Mark Gladwin received his Doctor of Medicine from the University of Miami Honors Program in Medical Education in 1991. After completing his internship and chief residency at the Oregon Health Sciences University in Portland, Oregon, Dr. Gladwin joined the National Institutes of Health (NIH) in 1995 as a critical care fellow at the Clinical Center. After a one-year clinical fellowship in pulmonary medicine at the University of Washington in Seattle, he returned to the NIH Clinical Center for a research fellowship in the Critical Care Medicine Department under the mentorship of Drs. James Shelhamer, Frederick Ognibene, Alan Schechter, and Richard Cannon.

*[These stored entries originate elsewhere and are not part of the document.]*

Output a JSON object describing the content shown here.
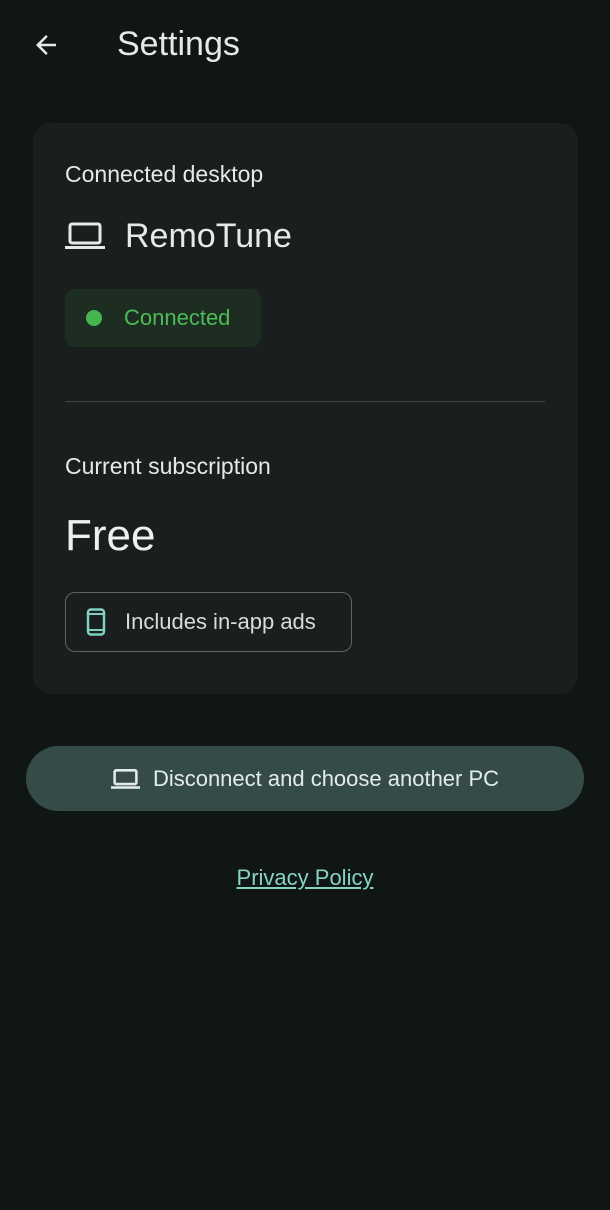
{
  "header": {
    "title": "Settings",
    "back_icon": "arrow-left-icon"
  },
  "device_section": {
    "label": "Connected desktop",
    "device_icon": "laptop-icon",
    "device_name": "RemoTune",
    "status": "Connected",
    "status_color": "#47b54f"
  },
  "subscription_section": {
    "label": "Current subscription",
    "plan": "Free",
    "feature_icon": "phone-icon",
    "feature": "Includes in-app ads"
  },
  "actions": {
    "disconnect_icon": "laptop-icon",
    "disconnect_label": "Disconnect and choose another PC"
  },
  "footer": {
    "privacy_label": "Privacy Policy"
  },
  "colors": {
    "background": "#101614",
    "card": "#1a1f1e",
    "accent_button": "#354b48",
    "link": "#86d2c5"
  }
}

In 2005, Dr. Gladwin was appointed Chief of the new Vascular Medicine Branch in the Division of Intramural Research at NIH's National Heart, Lung, and Blood Institute (NHLBI). As branch chief, he oversees a robust portfolio of studies to define the cellular and molecular mechanisms that underlie normal physiological function and disease processes of the lungs and their vasculature and fosters collaborations with researchers in the NIH Critical Care Medicine Department to ensure strong and smooth interactions among laboratory and clinical investigations.

He has been involved in enrolling more than 700 patients in more than a dozen studies at the NIH Clinical Center and has co-authored 82 published peer-reviewed manuscripts addressing biochemical mechanisms involved in blood vessel relaxation and contraction.